Cast : Kayla, Cencen, Ayah.
(Kayla datang dengan muka merah karena menangis)
Kayla
“Assalamualaikum”
(berjalan ke kamar)
Ayah
“Kayla? Stop!”
(berdiri)
Kayla
“Ayah sudah pulang?”
(mencium tangan)
Ayah
“darimana? Kenapa nangis?”
(nada dingin)
Kayla
“dari rumah teman, nggak papa ya, Kayla masuk kamar dulu”
(masuk ke kamar)
Ayah
“Kayla, tunggu dulu, Kayla!”
(berteriak memanggil)
Cencen
“Ihhh gila ya lu”
(menepuk bahu Kayla)
Kayla
“Ayah tanya apa saja ke lu?”
Cencen
“gua ditanya lu kemana sama siapa”
(duduk di kursi)
Kayla
“terus lu jawab apa?”
Cencen
“Gua jawab gua nggak tahu lah”
Cencen
“lagian lu kenapa sih, ihh nangis muluuu”

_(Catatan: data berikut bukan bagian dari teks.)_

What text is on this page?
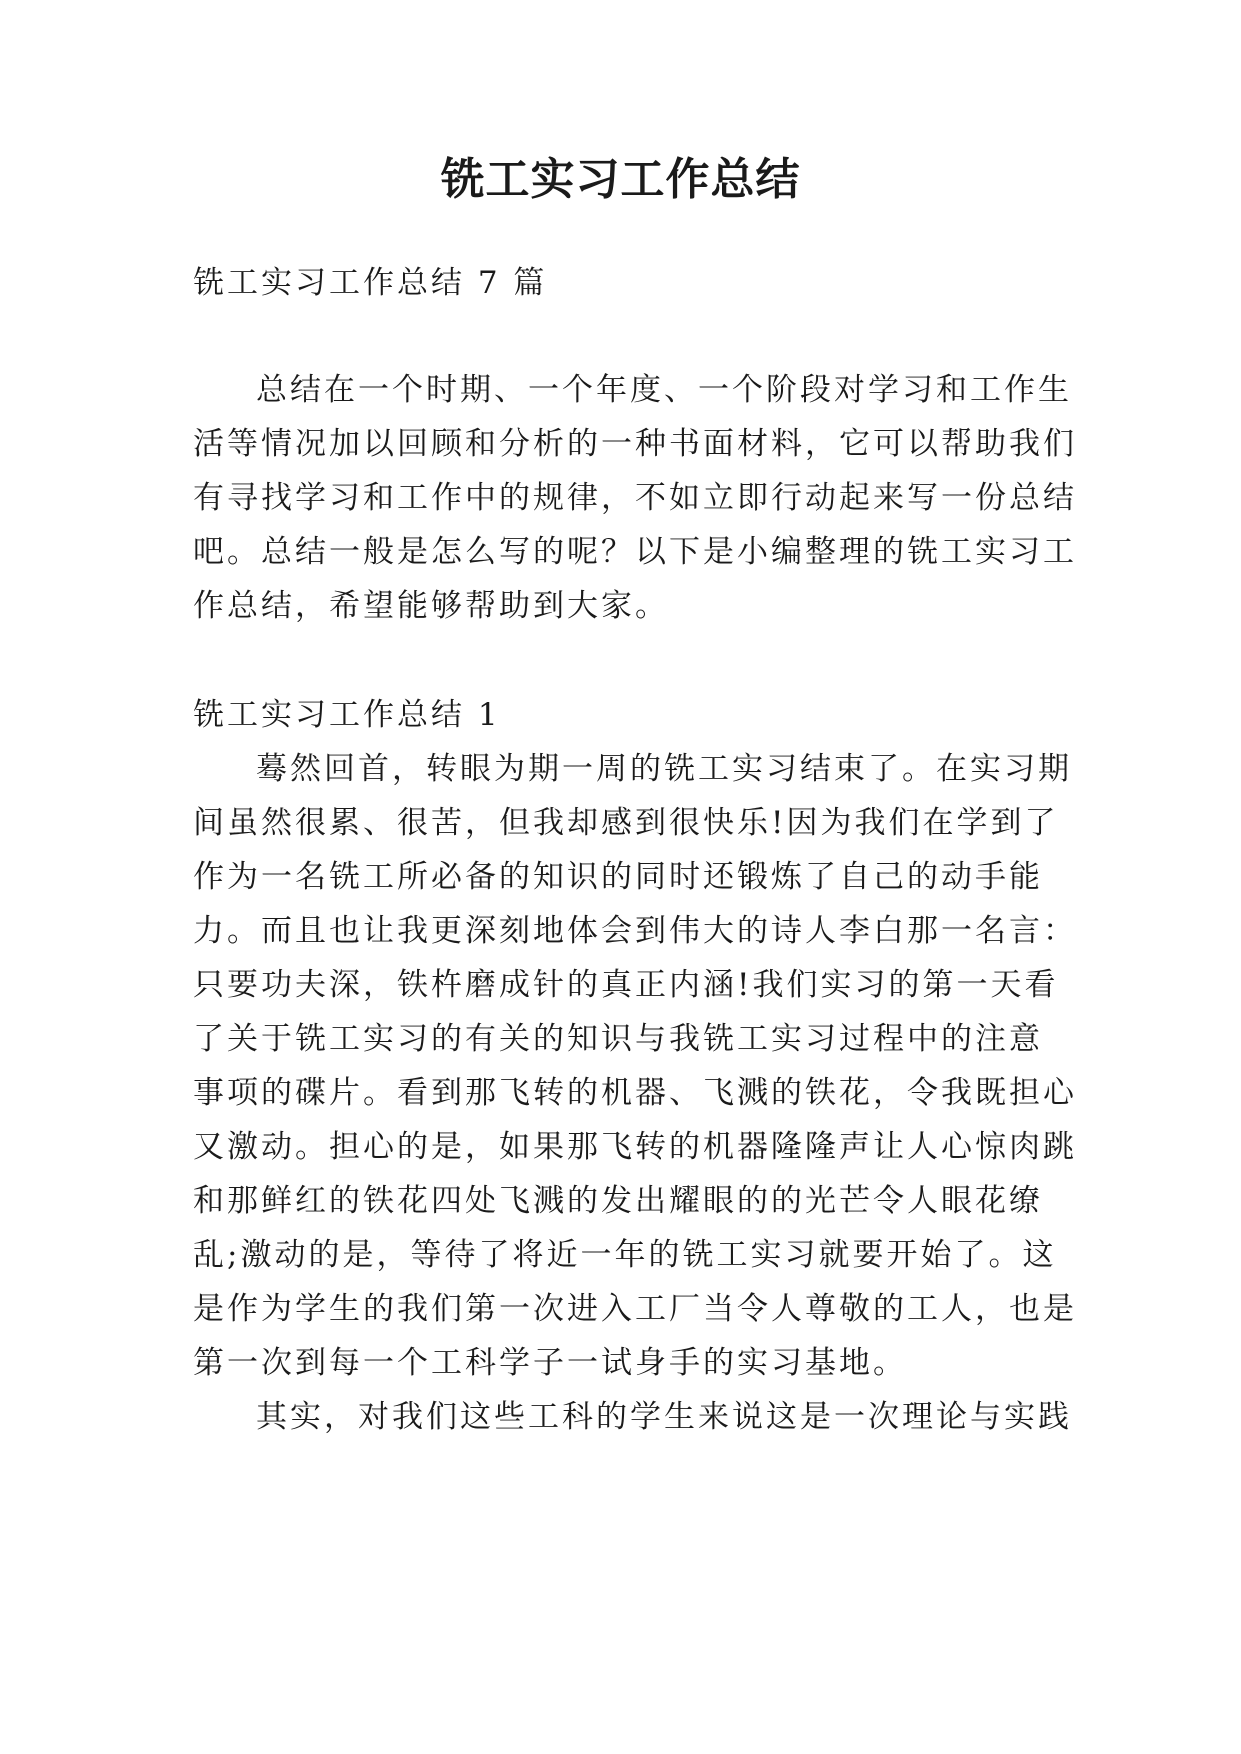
铣工实习工作总结
铣工实习工作总结 7 篇
总结在一个时期、一个年度、一个阶段对学习和工作生
活等情况加以回顾和分析的一种书面材料，它可以帮助我们
有寻找学习和工作中的规律，不如立即行动起来写一份总结
吧。总结一般是怎么写的呢？以下是小编整理的铣工实习工
作总结，希望能够帮助到大家。
铣工实习工作总结 1
蓦然回首，转眼为期一周的铣工实习结束了。在实习期
间虽然很累、很苦，但我却感到很快乐!因为我们在学到了
作为一名铣工所必备的知识的同时还锻炼了自己的动手能
力。而且也让我更深刻地体会到伟大的诗人李白那一名言：
只要功夫深，铁杵磨成针的真正内涵!我们实习的第一天看
了关于铣工实习的有关的知识与我铣工实习过程中的注意
事项的碟片。看到那飞转的机器、飞溅的铁花，令我既担心
又激动。担心的是，如果那飞转的机器隆隆声让人心惊肉跳
和那鲜红的铁花四处飞溅的发出耀眼的的光芒令人眼花缭
乱;激动的是，等待了将近一年的铣工实习就要开始了。这
是作为学生的我们第一次进入工厂当令人尊敬的工人，也是
第一次到每一个工科学子一试身手的实习基地。
其实，对我们这些工科的学生来说这是一次理论与实践
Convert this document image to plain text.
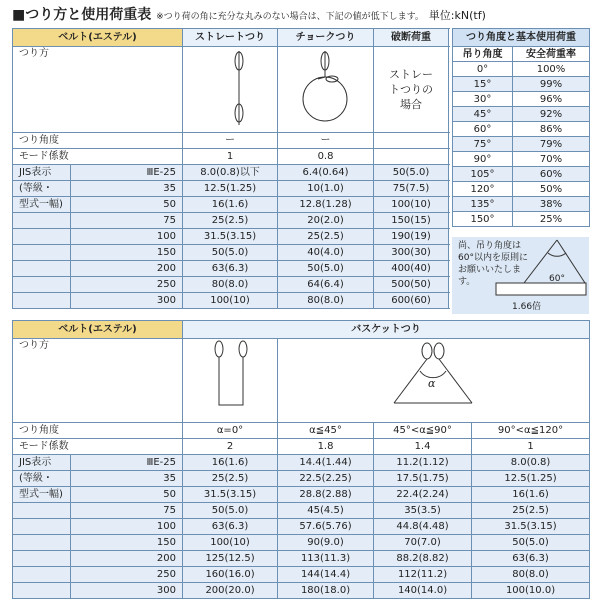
■つり方と使用荷重表 ※つり荷の角に充分な丸みのない場合は、下記の値が低下します。 単位:kN(tf)
ベルト(エステル)		ストレートつり	チョークつり	破断荷重
つり方				ストレートつりの場合
つり角度		ー	ー	
モード係数		1	0.8	
JIS表示	ⅢE-25	8.0(0.8)以下	6.4(0.64)	50(5.0)
(等級・	35	12.5(1.25)	10(1.0)	75(7.5)
型式一幅)	50	16(1.6)	12.8(1.28)	100(10)
	75	25(2.5)	20(2.0)	150(15)
	100	31.5(3.15)	25(2.5)	190(19)
	150	50(5.0)	40(4.0)	300(30)
	200	63(6.3)	50(5.0)	400(40)
	250	80(8.0)	64(6.4)	500(50)
	300	100(10)	80(8.0)	600(60)
つり角度と基本使用荷重	
吊り角度	安全荷重率
0°	100%
15°	99%
30°	96%
45°	92%
60°	86%
75°	79%
90°	70%
105°	60%
120°	50%
135°	38%
150°	25%
尚、吊り角度は60°以内を原則にお願いいたします。	60°
1.66倍
ベルト(エステル)		バスケットつり			
つり方			α		

つり角度		α=0°	α≦45°	45°<α≦90°	90°<α≦120°
モード係数		2	1.8	1.4	1
JIS表示	ⅢE-25	16(1.6)	14.4(1.44)	11.2(1.12)	8.0(0.8)
(等級・	35	25(2.5)	22.5(2.25)	17.5(1.75)	12.5(1.25)
型式一幅)	50	31.5(3.15)	28.8(2.88)	22.4(2.24)	16(1.6)
	75	50(5.0)	45(4.5)	35(3.5)	25(2.5)
	100	63(6.3)	57.6(5.76)	44.8(4.48)	31.5(3.15)
	150	100(10)	90(9.0)	70(7.0)	50(5.0)
	200	125(12.5)	113(11.3)	88.2(8.82)	63(6.3)
	250	160(16.0)	144(14.4)	112(11.2)	80(8.0)
	300	200(20.0)	180(18.0)	140(14.0)	100(10.0)
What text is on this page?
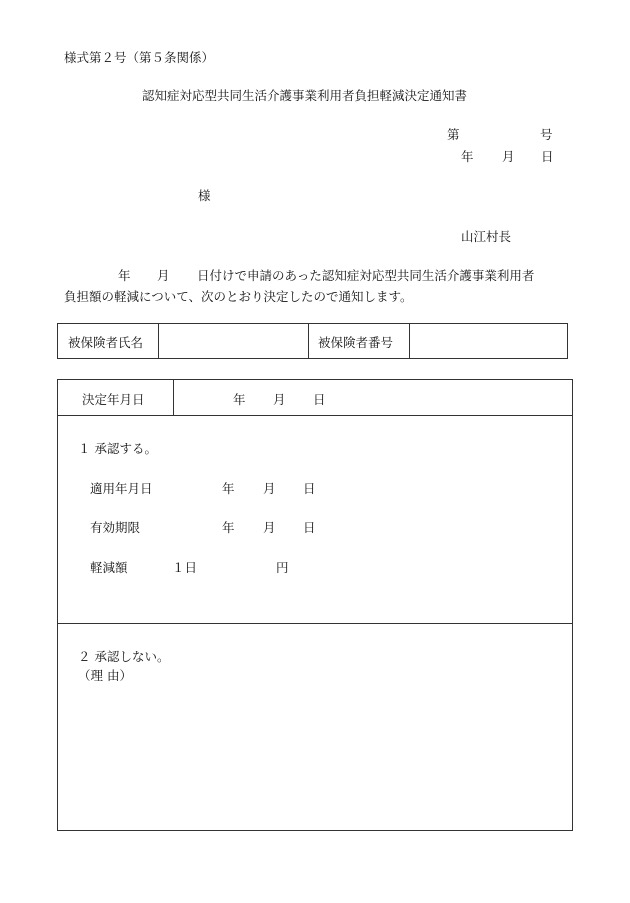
様式第２号（第５条関係）
認知症対応型共同生活介護事業利用者負担軽減決定通知書
第	号
年 月 日
様
山江村長
年 月 日付けで申請のあった認知症対応型共同生活介護事業利用者
負担額の軽減について、次のとおり決定したので通知します。
被保険者氏名	被保険者番号
決定年月日	年 月 日
１ 承認する。
適用年月日	年 月 日
有効期限	年 月 日
軽減額	１日	円
２ 承認しない。
（理 由）
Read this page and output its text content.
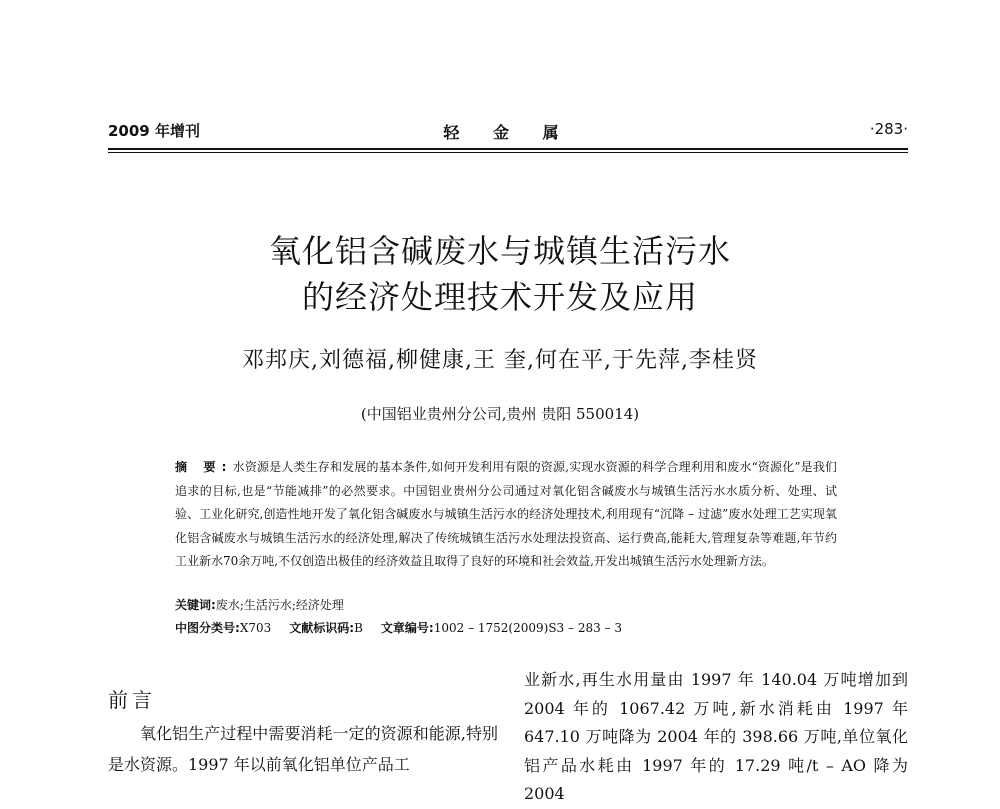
2009 年增刊	轻 金 属	·283·
氧化铝含碱废水与城镇生活污水
的经济处理技术开发及应用
邓邦庆,刘德福,柳健康,王 奎,何在平,于先萍,李桂贤
(中国铝业贵州分公司,贵州 贵阳 550014)
摘 要:水资源是人类生存和发展的基本条件,如何开发利用有限的资源,实现水资源的科学合理利用和废水“资源化”是我们追求的目标,也是“节能减排”的必然要求。中国铝业贵州分公司通过对氧化铝含碱废水与城镇生活污水水质分析、处理、试验、工业化研究,创造性地开发了氧化铝含碱废水与城镇生活污水的经济处理技术,利用现有“沉降 – 过滤”废水处理工艺实现氧化铝含碱废水与城镇生活污水的经济处理,解决了传统城镇生活污水处理法投资高、运行费高,能耗大,管理复杂等难题,年节约工业新水70余万吨,不仅创造出极佳的经济效益且取得了良好的环境和社会效益,开发出城镇生活污水处理新方法。
关键词:废水;生活污水;经济处理
中图分类号:X703 文献标识码:B 文章编号:1002 – 1752(2009)S3 – 283 – 3
前言
氧化铝生产过程中需要消耗一定的资源和能源,特别是水资源。1997 年以前氧化铝单位产品工
业新水,再生水用量由 1997 年 140.04 万吨增加到 2004 年的 1067.42 万吨,新水消耗由 1997 年 647.10 万吨降为 2004 年的 398.66 万吨,单位氧化铝产品水耗由 1997 年的 17.29 吨/t – AO 降为 2004
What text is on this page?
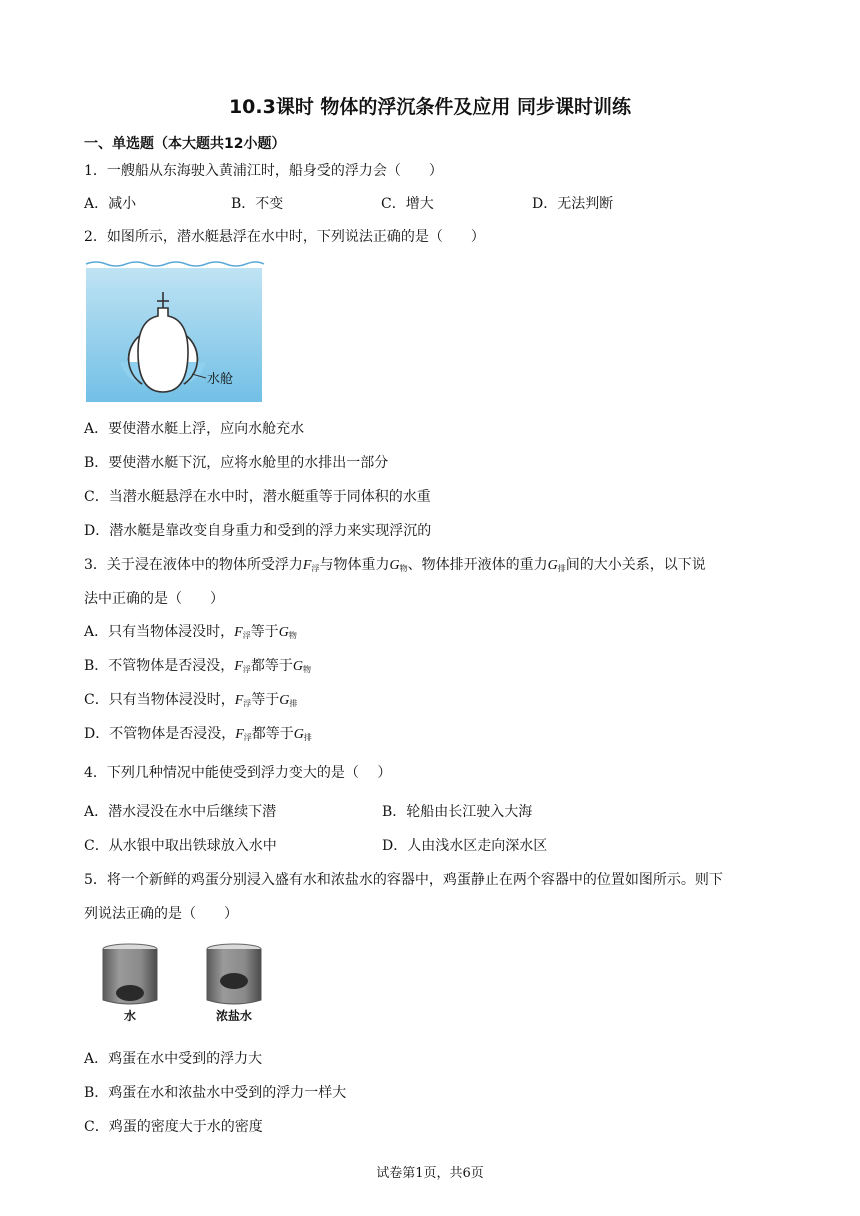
10.3课时 物体的浮沉条件及应用 同步课时训练
一、单选题（本大题共12小题）
1．一艘船从东海驶入黄浦江时，船身受的浮力会（　　）
A．减小	B．不变	C．增大	D．无法判断
2．如图所示，潜水艇悬浮在水中时，下列说法正确的是（　　）
水舱
A．要使潜水艇上浮，应向水舱充水
B．要使潜水艇下沉，应将水舱里的水排出一部分
C．当潜水艇悬浮在水中时，潜水艇重等于同体积的水重
D．潜水艇是靠改变自身重力和受到的浮力来实现浮沉的
3．关于浸在液体中的物体所受浮力$F_浮$与物体重力$G_物$、物体排开液体的重力$G_排$间的大小关系，以下说
法中正确的是（　　）
A．只有当物体浸没时，$F_浮$等于$G_物$
B．不管物体是否浸没，$F_浮$都等于$G_物$
C．只有当物体浸没时，$F_浮$等于$G_排$
D．不管物体是否浸没，$F_浮$都等于$G_排$
4．下列几种情况中能使受到浮力变大的是（　 ）
A．潜水浸没在水中后继续下潜	B．轮船由长江驶入大海
C．从水银中取出铁球放入水中	D．人由浅水区走向深水区
5．将一个新鲜的鸡蛋分别浸入盛有水和浓盐水的容器中，鸡蛋静止在两个容器中的位置如图所示。则下
列说法正确的是（　　）
水	浓盐水
A．鸡蛋在水中受到的浮力大
B．鸡蛋在水和浓盐水中受到的浮力一样大
C．鸡蛋的密度大于水的密度
试卷第1页，共6页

(Kayla duduk di tempat tidur)
Kayla
“gua capek sama Ratan”
Cencen
“sama gua juga capek sama cerita lu”
Cencen
“berapa kali sih gua harus ngomong ke lu? Ratan itu nggak bisa balas keseriusan lu”
Kayla
“berapa kali juga gua harus bilang ke lu? Perihal cinta lu tahu apa kalau ini ada di tubuh dan perasaanku?”
Cencen
“ada yang serius ada yang mau perjuangin lu, malah lu sia-siain, hati-hati lu sama karma”
Kayla
“Cen? Lu sadar nggak ngomong kaya begitu ke gua? Sadar nggak? Lu sumpahin gua kena karma? Karena apa?”
Cencen
“yaa lu sadar nggak? Ibra? Ibra. Yang ada di depan mata lu, mau serius sama lu, malah lu tolak dia mentah-mentah, jelas-jelas juga masih baik Ibra daripada Ratan, terus..”
Kayla
“Stop Cen! Lu yang keterlaluan. Sampai disini lu yang keterlaluan. Lu sama sekali nggak berhak nentuin gua sama siapa, dan lu sama sekali nggak ada hak buat bandingin Ratan sama Ibra, atau bandingin orang siapapun itu. Gua nggak mengenal lu sebagai Cencen, dengan perkataan lu barusan”
(berdiri mendekati Cencen)
Cencen
“lu nggak mengenal gua? Sama! Gua juga nggak kenal sama lu, ketika lu selalu membela Ratan, sama sekali gua nggak kenal Kayla”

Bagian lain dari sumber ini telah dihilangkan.